Eastman Kodak Corp., the once-mighty photography company responsible for putting amateur photography in the hands of the average consumer, has been approved by a federal bankruptcy judge to emerge from their Chapter 11 proceedings, according to sources. The emergence marks a new chapter in the long and storied history of one of America’s signature companies.
Chapter 11 Results in Rebranding
As a result of the bankruptcy proceeding, which took the better part of a year and a half and cost the company many of its assets, Kodak will be rebranded as a digital imaging leader, with expected profits less than half of what they once were. It is almost strange to think of the iconic company being all but unaffiliated with cameras; after all, it was founded by photography pioneer George Eastman in 1880 as a commercial outlet for his hand-held camera. But the company was late to the digital camera revolution, resulting in plummeting profits and a Chapter 11 filing in January of 2012 with total debts on the books of nearly $7 billion.
According to a bankruptcy attorney close to the case, much of this debt was back pension owed to retired employees, which has been discharged in the filing, putting many former employees out of what was owed to them.

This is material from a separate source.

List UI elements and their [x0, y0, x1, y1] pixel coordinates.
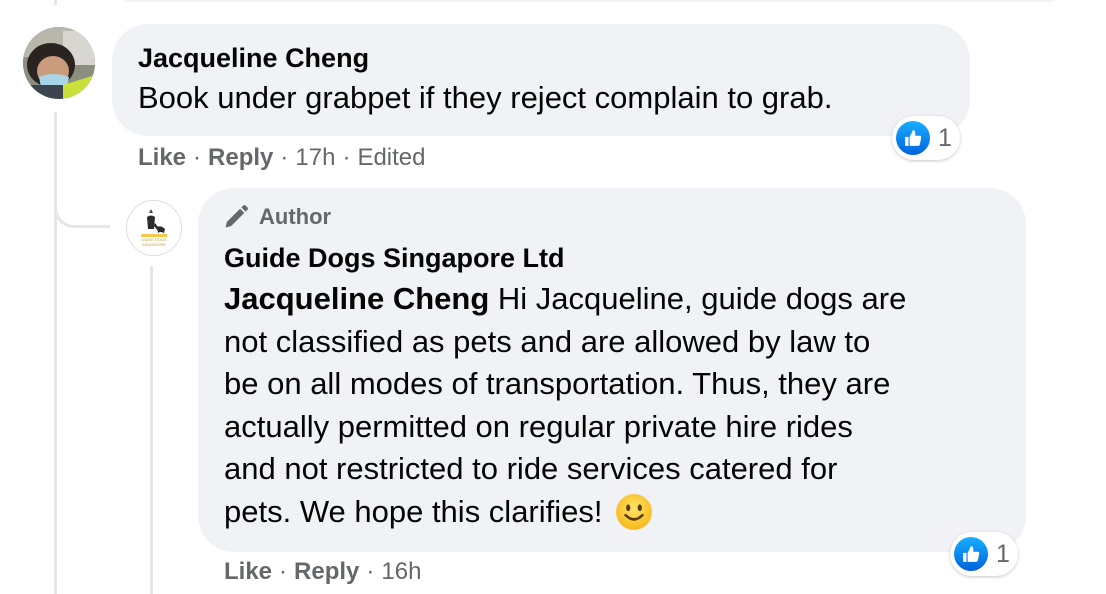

The bankruptcy attorney says that Kodak did not want to have to put the burden on pensioners, but was stymied when it could not get the expected value for a series of patents they had tried to sell. Instead the patents became the subject of an intense legal battle with Apple Inc., and they sold for nearly $1.5 billion less than expected.
Kodak hopes to emerge from Chapter 11 with a new focus and a new energy, according to the bankruptcy attorney.